Bonnie holds her dog, Winkey.

Shelby County RSVP Coordinator Marvin Copes nominated Bonnie, who was one of 10 Hall of Fame inductees from 10 Alabama counties last year. Inductees attended a ceremony at First Baptist Church of Montgomery in early August 2018. “I think the whole community should have seen that,” Bonnie says. “It was very moving.”

Six years ago, Bonnie was also placed in the spotlight unexpectedly when Mayor Stancil Handley proclaimed April 2, 2013 as Bonnie Atchison Day in Columbiana. Four years after that, she was named grand marshal of the 2017 Columbiana Christmas Parade. She is a past recipient of the Columbiana Vignette Club’s Quality of Life Award for her work with the Miss Shelby County Pageant. Last year, she also received the Shelby County RSVP Presidential Award and Spirit Award. All of these honors have been the culmination of her many years of service.

Bonnie spends the afternnon with friends playing dominoes at the Columbiana Senior Center.

HER EARLY YEARS

Bonnie attended Blount County High School, where she met her first husband, Lewis Mason. They had two sons, and he answered a call to ministry, preaching at Locust Fork Baptist Church for three-and-a-half years. But he died at age 35, leaving Bonnie to provide for their children by herself. She moved the family to the Birmingham area, earned a degree in English and biology from Samford University in fewer than four years, and started working in education. Nine years later, she met and married a man named Harry Atchison (now deceased). “He brought me to Columbiana, and I fell in love with it,” she says. “I just thought this was the grandest little town I had ever seen.”

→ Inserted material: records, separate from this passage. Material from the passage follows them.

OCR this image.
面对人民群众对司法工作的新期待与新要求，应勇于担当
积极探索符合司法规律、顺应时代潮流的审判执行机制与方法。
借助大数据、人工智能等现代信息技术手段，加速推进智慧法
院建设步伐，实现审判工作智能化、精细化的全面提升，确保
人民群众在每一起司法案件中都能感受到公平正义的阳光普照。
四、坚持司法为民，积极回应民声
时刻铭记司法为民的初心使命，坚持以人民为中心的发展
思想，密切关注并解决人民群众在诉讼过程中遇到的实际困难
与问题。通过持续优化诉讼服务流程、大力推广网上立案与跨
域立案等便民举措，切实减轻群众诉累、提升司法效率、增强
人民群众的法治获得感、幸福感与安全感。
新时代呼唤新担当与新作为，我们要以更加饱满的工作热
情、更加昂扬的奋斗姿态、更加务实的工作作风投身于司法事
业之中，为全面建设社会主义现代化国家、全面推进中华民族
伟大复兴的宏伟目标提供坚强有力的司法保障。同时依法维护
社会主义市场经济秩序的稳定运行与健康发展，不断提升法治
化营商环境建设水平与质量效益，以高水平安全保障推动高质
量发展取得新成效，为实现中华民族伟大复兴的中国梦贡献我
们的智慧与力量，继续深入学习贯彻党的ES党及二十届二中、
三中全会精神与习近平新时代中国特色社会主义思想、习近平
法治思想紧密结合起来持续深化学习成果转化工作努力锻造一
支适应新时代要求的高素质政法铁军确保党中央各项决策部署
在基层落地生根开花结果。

She got a teaching job at Shelby County High School, and stayed there for 20 years. “I just loved the high school. I did English, speech and drama most of time I was there. We did the first Broadway shows, like ‘Oklahoma!’, ‘South Pacific,’ ‘Music Man’ and ‘Seven Brides for Seven Brothers.’ Oh, it was a fun thing.”

CONTINUING SERVICE

She served as director of the South Shelby Chamber of Commerce from 1993-2003, president of the then-active Rotary Club, and curator for the Karl C. Harrison Museum of George Washington for 10 years. She received a DAR Women in American History Award for her service in 2013. In addition, she served as president of the Novella Club, which is part of the Alabama Federation of Women’s Clubs, a non-profit organization dedicated to community improvement.

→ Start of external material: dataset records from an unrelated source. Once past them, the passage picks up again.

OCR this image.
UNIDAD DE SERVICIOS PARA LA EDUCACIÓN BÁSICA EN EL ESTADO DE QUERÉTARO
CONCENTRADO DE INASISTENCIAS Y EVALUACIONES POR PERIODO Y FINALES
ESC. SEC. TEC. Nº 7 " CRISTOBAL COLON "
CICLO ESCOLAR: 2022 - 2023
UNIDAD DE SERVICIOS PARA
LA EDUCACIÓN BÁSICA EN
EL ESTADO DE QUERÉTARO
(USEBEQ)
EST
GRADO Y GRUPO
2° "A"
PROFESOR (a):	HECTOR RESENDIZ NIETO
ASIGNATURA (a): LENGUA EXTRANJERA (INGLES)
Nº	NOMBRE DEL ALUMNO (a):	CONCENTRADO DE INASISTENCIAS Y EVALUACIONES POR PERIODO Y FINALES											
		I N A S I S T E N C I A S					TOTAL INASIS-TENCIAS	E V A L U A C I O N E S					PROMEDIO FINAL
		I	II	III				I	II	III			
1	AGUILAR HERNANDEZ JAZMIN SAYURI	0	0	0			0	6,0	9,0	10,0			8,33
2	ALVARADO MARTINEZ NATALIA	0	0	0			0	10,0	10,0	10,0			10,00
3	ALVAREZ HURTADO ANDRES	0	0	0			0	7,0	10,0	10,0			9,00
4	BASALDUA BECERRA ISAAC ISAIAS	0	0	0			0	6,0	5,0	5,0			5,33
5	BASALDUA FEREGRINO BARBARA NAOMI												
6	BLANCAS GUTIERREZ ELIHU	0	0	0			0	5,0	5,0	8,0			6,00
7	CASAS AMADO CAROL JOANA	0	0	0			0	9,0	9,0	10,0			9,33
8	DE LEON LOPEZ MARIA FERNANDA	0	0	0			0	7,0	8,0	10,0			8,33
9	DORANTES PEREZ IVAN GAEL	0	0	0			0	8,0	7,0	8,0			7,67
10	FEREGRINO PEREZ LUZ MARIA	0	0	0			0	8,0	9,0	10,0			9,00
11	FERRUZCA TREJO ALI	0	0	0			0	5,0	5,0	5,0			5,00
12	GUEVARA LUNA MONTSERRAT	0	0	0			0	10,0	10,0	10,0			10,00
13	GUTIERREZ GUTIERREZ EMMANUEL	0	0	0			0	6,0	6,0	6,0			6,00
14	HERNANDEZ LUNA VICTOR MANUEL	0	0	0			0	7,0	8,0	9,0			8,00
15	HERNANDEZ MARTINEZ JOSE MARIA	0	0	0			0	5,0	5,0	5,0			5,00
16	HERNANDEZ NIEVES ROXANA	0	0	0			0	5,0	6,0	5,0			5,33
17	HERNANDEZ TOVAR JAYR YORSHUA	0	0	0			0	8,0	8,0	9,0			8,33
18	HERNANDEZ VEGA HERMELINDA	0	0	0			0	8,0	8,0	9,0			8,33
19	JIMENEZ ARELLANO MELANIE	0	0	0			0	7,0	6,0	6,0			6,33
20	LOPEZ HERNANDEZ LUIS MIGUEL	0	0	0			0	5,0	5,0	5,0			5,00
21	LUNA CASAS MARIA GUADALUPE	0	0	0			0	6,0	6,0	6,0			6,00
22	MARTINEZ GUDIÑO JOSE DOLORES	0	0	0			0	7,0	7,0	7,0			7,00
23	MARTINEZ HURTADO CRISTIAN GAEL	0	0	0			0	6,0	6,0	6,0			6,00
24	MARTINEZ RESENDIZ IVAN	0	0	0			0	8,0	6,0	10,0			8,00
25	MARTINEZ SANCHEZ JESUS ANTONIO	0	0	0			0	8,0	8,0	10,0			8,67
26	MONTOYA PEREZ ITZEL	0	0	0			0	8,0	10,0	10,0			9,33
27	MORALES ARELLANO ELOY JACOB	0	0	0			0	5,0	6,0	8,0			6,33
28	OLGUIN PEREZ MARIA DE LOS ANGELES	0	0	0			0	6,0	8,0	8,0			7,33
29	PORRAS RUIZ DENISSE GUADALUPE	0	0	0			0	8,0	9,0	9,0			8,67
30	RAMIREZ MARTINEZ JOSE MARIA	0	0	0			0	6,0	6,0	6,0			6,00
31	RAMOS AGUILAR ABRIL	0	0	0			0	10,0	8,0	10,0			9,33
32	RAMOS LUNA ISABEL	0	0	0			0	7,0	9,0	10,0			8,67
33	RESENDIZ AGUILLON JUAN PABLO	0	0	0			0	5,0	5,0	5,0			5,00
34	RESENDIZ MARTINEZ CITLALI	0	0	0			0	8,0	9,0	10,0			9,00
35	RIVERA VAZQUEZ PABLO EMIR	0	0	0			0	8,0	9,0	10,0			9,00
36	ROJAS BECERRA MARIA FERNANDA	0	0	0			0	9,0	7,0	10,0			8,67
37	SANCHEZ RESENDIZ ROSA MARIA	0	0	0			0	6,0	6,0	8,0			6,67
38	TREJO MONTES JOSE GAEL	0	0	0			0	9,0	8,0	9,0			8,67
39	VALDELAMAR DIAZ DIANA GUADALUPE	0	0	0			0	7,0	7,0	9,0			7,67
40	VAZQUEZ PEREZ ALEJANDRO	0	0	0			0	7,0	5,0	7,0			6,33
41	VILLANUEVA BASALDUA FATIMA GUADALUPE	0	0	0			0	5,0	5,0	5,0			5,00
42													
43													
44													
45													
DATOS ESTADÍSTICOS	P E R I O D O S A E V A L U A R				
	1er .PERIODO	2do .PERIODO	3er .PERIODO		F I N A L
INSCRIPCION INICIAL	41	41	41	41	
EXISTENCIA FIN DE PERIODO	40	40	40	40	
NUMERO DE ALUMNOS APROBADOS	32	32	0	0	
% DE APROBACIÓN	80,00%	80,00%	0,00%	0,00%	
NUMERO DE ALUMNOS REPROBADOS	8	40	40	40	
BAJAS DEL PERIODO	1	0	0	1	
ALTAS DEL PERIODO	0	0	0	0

Bonnie with Don Relyea at the Karl C. Harrison Museum of George Washington in Columbiana, where Bonnie worked for many years.

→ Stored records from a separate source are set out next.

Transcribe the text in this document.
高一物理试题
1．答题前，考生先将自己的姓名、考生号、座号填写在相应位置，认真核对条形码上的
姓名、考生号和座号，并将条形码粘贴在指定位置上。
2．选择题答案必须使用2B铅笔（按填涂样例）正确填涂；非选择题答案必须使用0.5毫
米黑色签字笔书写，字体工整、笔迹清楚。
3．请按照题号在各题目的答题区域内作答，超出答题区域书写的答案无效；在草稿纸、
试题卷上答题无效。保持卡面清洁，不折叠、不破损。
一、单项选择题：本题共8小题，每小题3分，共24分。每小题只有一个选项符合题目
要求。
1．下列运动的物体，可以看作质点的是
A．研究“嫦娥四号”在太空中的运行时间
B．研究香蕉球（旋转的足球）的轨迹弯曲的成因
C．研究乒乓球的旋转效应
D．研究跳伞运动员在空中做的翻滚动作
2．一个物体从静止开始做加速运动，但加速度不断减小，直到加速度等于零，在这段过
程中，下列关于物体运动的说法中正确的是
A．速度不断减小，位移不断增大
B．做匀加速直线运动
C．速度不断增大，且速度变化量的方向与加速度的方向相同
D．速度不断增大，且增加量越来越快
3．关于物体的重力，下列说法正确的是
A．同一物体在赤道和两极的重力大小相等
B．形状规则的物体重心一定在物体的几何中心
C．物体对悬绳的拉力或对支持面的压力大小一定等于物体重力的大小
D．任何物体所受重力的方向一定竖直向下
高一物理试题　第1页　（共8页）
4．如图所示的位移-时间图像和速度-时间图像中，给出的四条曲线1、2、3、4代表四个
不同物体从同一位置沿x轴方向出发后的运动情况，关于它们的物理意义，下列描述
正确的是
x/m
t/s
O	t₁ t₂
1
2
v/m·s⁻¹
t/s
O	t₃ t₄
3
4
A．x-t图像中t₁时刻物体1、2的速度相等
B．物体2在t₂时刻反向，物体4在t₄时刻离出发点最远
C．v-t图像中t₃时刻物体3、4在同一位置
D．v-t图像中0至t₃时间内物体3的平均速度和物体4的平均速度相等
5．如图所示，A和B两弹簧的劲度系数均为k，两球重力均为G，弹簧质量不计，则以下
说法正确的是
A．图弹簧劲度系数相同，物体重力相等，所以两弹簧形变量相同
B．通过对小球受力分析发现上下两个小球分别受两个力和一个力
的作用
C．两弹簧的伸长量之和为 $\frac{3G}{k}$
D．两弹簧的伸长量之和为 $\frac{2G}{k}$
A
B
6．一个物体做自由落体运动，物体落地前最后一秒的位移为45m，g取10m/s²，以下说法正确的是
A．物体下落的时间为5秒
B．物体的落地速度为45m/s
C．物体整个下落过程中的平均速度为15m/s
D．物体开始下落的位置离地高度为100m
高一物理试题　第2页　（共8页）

“I retired at 83,” she says, although “retired” might be too strong a word. “It’s been fun. I’ve done a lot of interesting things.” Now, she spends much time doting on her seven grandchildren and nine great-grandchildren. She loves to paint, sing and share passages of the Bible she has memorized over the years. And she’s known for her delicious, made-from-scratch cakes.

But people know she’s only a phone call away from delivering a blanket to a nursing home, answering a widow’s question about health insurance, baking a cake for a fundraiser, helping to organize her club’s Cancer Survivor Dinner or serving in other, often unmentioned, ways. Serving is a lifelong calling for Bonnie. “I grew up like that,” she says. “The Lord called me to serve, and I guess that’s the whole thing. He left me here for a reason, and I have to be about his business. And what’s his business? To serve and to minister to those who come across my path, whether it’s my students, church, my community, my neighbors.”